Use the playbook below to create a deployment directory:

cd ~/openstack/ardana/ansible
ansible-playbook -i hosts/localhost ready-deployment.yml

[OPTIONAL] - Run the wipe_disks.yml playbook to ensure all of your non-OS partitions on your nodes are completely wiped before continuing with the installation. The wipe_disks.yml playbook is only meant to be run on systems immediately after running bm-reimage.yml.
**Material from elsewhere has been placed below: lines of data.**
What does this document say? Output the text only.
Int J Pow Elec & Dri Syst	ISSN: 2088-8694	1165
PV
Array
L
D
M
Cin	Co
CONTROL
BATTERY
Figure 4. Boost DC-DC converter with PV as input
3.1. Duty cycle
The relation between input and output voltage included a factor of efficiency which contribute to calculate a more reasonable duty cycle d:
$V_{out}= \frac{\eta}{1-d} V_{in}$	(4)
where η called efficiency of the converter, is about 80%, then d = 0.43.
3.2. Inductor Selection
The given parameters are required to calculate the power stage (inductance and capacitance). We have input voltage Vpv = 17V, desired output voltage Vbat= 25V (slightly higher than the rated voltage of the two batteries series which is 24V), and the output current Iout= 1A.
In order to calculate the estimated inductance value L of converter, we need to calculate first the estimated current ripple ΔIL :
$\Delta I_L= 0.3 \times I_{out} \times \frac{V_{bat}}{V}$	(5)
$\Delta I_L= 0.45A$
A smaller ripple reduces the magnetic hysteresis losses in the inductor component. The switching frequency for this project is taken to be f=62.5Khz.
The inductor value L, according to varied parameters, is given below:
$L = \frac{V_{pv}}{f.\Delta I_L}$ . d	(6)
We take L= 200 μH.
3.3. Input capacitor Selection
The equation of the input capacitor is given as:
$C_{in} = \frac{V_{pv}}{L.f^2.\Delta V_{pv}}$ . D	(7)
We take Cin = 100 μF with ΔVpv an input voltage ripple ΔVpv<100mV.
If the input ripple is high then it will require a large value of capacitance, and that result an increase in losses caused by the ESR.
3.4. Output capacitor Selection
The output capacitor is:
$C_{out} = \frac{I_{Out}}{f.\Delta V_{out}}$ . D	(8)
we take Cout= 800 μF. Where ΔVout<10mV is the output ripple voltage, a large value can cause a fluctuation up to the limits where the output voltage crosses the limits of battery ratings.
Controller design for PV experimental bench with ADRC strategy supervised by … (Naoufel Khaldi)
If used for any other case, it may not wipe all of the expected partitions.
If you are using fresh machines this step may not be necessary.
```
ardana > cd ~/scratch/ansible/next/ardana/ansible
ardana > ansible-playbook -i hosts/verb_hosts wipe_disks.yml
```
If you have used an encryption password when running the configuration processor use the command below and enter the encryption password when prompted:
```
ardana > ansible-playbook -i hosts/verb_hosts wipe_disks.yml --ask-vault-pass
```
Run the site.yml playbook below:
```
ardana > cd ~/scratch/ansible/next/ardana/ansible
ardana > ansible-playbook -i hosts/verb_hosts site.yml
```
If you have used an encryption password when running the configuration processor use the command below and enter the encryption password when prompted:
```
ardana > ansible-playbook -i hosts/verb_hosts site.yml --ask-vault-pass
```
Note
The step above runs osconfig to configure the cloud and ardana-deploy to deploy the cloud. Therefore, this step may run for a while, perhaps 45 minutes or more, depending on the number of nodes in your environment.
Verify that the network is working correctly. Ping each IP in the /etc/hosts file from one of the controller nodes.

For any troubleshooting information regarding these steps, see Section 36.3, “Issues while Deploying the Cloud”.

24.8 Configuring a Block Storage Backend #

SUSE OpenStack Cloud supports multiple Block Storage backend options. You can use one or more of these for setting up multiple Block Storage backends. Multiple volume types are also supported. For more information on configuring backends, see Configure multiple-storage back ends

Procedure 24.1: Specifying the default_volume_type #

Create a volume type:

         openstack volume type create --public NAME

Volume types do not have to be tied to a backend. They can contain attributes that can be applied to a volume during creation, these are referred to as extra specs. One of those attributes is the volume_backend_name. By setting the value to the same as the volume_backend_name of a specific backend as defined in cinder.conf, then volumes created with that type will always land on that backend. For example, if the cinder.conf has an LVM volume backend defined as:

         [lvmdriver-1]
         image_volume_cache_enabled = True
         volume_clear = zero
         lvm_type = auto
         target_helper = lioadm
         volume_group = stack-volumes-lvmdriver-1
         volume_driver = cinder.volume.drivers.lvm.LVMVolumeDriver
         volume_backend_name = lvmdriver-1

You can tie a volume type to that specific backend by doing:

         $ openstack volume type create --public my_lvm_type
         $ openstack volume type set --property volume_backend_name=lvmdriver-1 my_lvm_type
         $ openstack volume type show my_lvm_type
         +--------------------+--------------------------------------+
         | Field              | Value                                |
         +--------------------+--------------------------------------+
         | access_project_ids | None                                 |
         | description        | None                                 |
         | id                 | a2049509-7789-4949-95e2-89cf7fd5792f |
         | is_public          | True                                 |
         | name               | my_lvm_type                          |
         | properties         | volume_backend_name='lvmdriver-1'    |
         | qos_specs_id       | None                                 |
         +--------------------+--------------------------------------+

24.9 Post-Installation Verification and Administration #

We recommend verifying the installation using the instructions in Chapter 38, Post Installation Tasks.

There are also a list of other common post-installation administrative tasks listed in the Chapter 44, Other Common Post-Installation Tasks list.